All the datasets in the library have the same variables, etc.

 

Error from SAS:

 

ERROR: File I_50401._ALL_.DATA does not exist. 

 

Can I not use _all_ in the above way??

 

I thought I could avoid having to list all the files (40,000).

 

Please advise.

 

Thanks,

Nicholas Kormanik

 

 

1 ACCEPTED SOLUTION

Accepted Solutions
Kurt_Bremser
Super User

If those datasets all begin with a certain letter, you could use (eg)

set i_50401.x:;

Otherwise you could do 27 steps (a-z and _), and finally concatenate all 27 intermediate results into one.

 

Keep in mind that the : wildcard for datasets was added with SAS 9.2, so it won't work with older versions.

 

Although I have to question which logic got you to a point where you have 40.000 identicallly structured datasets.

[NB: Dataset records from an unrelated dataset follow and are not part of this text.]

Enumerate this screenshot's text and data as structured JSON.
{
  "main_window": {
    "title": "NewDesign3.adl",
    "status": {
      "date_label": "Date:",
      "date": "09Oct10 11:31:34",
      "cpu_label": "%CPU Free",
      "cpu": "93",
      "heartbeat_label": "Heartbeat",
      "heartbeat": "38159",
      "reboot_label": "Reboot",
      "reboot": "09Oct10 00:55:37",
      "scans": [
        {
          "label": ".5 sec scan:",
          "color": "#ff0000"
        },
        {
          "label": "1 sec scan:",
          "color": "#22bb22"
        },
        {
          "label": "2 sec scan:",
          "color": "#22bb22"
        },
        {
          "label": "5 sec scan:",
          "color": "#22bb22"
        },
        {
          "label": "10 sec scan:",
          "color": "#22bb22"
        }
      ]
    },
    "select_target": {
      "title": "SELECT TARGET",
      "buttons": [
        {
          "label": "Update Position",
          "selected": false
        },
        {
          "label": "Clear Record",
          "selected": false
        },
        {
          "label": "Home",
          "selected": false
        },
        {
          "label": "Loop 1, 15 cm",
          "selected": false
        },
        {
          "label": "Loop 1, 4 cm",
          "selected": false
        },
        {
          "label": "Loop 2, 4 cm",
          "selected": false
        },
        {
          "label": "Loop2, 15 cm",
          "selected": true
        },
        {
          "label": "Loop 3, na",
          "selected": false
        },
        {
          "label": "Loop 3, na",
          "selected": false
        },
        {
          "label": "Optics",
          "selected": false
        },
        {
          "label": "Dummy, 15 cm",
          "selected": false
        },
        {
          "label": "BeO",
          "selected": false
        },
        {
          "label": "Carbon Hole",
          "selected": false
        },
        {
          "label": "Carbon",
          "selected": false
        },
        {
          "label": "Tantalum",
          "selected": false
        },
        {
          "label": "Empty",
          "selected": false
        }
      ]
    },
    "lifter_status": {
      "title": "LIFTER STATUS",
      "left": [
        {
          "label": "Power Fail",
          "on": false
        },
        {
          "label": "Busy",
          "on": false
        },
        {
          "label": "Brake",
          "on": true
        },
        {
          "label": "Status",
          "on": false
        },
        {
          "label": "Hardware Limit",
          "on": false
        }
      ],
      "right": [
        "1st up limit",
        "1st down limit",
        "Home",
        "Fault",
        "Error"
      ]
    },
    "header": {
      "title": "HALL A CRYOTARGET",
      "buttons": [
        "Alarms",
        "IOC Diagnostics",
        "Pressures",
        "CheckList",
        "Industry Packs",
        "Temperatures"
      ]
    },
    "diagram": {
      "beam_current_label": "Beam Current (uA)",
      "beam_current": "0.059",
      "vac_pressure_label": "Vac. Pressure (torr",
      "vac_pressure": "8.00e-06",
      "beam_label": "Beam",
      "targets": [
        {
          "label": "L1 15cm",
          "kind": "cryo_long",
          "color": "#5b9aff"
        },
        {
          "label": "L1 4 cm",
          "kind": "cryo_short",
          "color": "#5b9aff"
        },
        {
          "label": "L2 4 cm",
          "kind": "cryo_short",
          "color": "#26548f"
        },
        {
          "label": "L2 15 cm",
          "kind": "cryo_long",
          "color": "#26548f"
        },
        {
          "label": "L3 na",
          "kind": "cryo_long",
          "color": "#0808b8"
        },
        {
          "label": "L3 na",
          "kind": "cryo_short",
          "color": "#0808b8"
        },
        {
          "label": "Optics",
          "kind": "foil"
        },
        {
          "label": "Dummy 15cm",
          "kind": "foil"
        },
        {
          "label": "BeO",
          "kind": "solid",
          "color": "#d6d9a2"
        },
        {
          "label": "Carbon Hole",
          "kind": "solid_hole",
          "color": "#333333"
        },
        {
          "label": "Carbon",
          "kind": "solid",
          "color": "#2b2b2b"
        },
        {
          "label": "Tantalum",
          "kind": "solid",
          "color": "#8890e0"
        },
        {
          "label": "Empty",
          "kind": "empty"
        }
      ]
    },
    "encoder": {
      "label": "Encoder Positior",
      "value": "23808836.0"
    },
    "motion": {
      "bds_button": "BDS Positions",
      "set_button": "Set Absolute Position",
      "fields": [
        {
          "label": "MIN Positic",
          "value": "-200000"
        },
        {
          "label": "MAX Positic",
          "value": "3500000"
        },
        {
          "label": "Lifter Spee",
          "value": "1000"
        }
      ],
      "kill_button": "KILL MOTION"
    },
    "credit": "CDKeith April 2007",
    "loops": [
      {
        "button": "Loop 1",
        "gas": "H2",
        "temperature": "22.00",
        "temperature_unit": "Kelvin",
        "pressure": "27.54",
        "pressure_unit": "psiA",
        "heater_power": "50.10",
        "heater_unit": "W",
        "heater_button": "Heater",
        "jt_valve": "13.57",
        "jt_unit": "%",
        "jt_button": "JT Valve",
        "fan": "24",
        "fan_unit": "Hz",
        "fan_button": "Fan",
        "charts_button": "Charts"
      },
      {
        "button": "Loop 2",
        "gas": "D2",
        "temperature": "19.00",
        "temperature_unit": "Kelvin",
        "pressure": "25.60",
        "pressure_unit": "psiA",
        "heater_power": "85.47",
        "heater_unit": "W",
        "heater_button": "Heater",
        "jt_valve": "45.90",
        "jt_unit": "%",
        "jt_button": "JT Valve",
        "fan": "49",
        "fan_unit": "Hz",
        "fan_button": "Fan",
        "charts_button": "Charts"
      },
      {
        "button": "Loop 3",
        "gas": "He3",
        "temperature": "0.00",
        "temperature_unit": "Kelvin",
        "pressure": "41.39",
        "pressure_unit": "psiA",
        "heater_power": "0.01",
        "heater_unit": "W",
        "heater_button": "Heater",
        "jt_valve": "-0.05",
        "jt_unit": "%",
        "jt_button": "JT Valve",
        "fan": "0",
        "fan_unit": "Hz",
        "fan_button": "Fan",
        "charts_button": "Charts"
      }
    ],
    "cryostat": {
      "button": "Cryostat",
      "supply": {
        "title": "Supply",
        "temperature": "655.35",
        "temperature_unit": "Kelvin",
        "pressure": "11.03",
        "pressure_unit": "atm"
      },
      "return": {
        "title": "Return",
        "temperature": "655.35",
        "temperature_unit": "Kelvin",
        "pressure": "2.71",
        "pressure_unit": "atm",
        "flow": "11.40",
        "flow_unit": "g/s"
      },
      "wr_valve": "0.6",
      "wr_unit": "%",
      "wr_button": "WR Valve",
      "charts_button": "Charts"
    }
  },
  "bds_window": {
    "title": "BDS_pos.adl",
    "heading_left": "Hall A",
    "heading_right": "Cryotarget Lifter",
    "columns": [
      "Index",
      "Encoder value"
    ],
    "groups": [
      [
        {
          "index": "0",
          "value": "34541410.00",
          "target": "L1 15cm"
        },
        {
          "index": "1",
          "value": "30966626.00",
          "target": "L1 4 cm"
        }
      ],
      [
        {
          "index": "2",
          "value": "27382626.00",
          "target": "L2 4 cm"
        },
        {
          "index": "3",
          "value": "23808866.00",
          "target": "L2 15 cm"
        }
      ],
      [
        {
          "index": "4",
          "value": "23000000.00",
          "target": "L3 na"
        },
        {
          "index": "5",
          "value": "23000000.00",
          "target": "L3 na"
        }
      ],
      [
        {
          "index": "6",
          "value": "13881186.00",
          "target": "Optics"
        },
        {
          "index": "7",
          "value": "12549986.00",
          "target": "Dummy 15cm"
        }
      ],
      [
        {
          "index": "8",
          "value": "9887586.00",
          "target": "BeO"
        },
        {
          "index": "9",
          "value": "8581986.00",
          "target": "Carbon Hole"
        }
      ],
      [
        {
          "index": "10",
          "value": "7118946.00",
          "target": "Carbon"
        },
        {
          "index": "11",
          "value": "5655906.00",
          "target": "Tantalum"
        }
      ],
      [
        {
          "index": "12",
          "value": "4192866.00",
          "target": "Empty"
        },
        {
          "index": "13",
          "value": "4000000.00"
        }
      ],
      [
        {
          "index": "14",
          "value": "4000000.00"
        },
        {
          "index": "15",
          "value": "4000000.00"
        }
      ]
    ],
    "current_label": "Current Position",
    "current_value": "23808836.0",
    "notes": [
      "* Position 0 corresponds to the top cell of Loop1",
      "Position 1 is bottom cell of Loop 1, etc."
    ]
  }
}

View solution in original post

12 REPLIES 12
Kurt_Bremser
Super User

If those datasets all begin with a certain letter, you could use (eg)

set i_50401.x:;

Otherwise you could do 27 steps (a-z and _), and finally concatenate all 27 intermediate results into one.

 

Keep in mind that the : wildcard for datasets was added with SAS 9.2, so it won't work with older versions.

 

Although I have to question which logic got you to a point where you have 40.000 identicallly structured datasets.

NKormanik
Barite | Level 11

Phew!  Appears to be working.  I forgot about that way of indicating wildcard.

 

Thanks much!

 

Just to clarify, though, in case others want to know, cannot _ALL_ be used in the case at hand??

 

 

Kurt_Bremser
Super User

@NicholasKormanik wrote:

Phew!  Appears to be working.  I forgot about that way of indicating wildcard.

 

Thanks much!

 

Just to clarify, though, in case others want to know, cannot _ALL_ be used in the case at hand??

 

 


No, _all_ does not work in a set statement. Your situation is a very unusual one, to say the least. Typically you have a very finite number of datasets that need concatenating, and it is expected that those will also have a common prefix if one needs to automate that.

How did you arrive at 40.000 datasets, if I masy ask?

NKormanik
Barite | Level 11

No doubt I'm going about this particular problem solving in a pretty inefficient way.  Thank goodness for tolerant computer and software.

 

If I were to hire you for a consultation, you certainly would set me on a better path.

 

Included in each file is a "Mean" which I need.  That's one of the variables.  Arrived at through Proc Univariate.

 

I need to find which "Means" are highest, and which are lowest, of all the files.

 

There is no direct way to ask SAS: Among these 40,000 files, which have the largest "Mean"?  Which the smallest?

 

Instead I must concatenate into one dataset.  Then sort.

 

But, that approach is probably inefficient as well.

 

Good grief.

 

Kurt_Bremser
Super User

I'd look strongly if the "40.000 files" issue could not be solved by using by-group processing first. So that you have one dataset with 40.000 results, instead of the other way round.

NKormanik
Barite | Level 11

But... if the result is the same???

 

One large concatenated dataset.

 

I'm miffed that SAS does not state exactly how many datasets it concatenated in the run -- i.e., 40,000.

 

Duh.

 

One just has to assume that SAS got 'em all.

 

Sad.

 

 

Kurt_Bremser
Super User

That's because 40.000 similar datasets in one library is such an inefficient thing that nobody at SAS would even contemplate that. For a reason.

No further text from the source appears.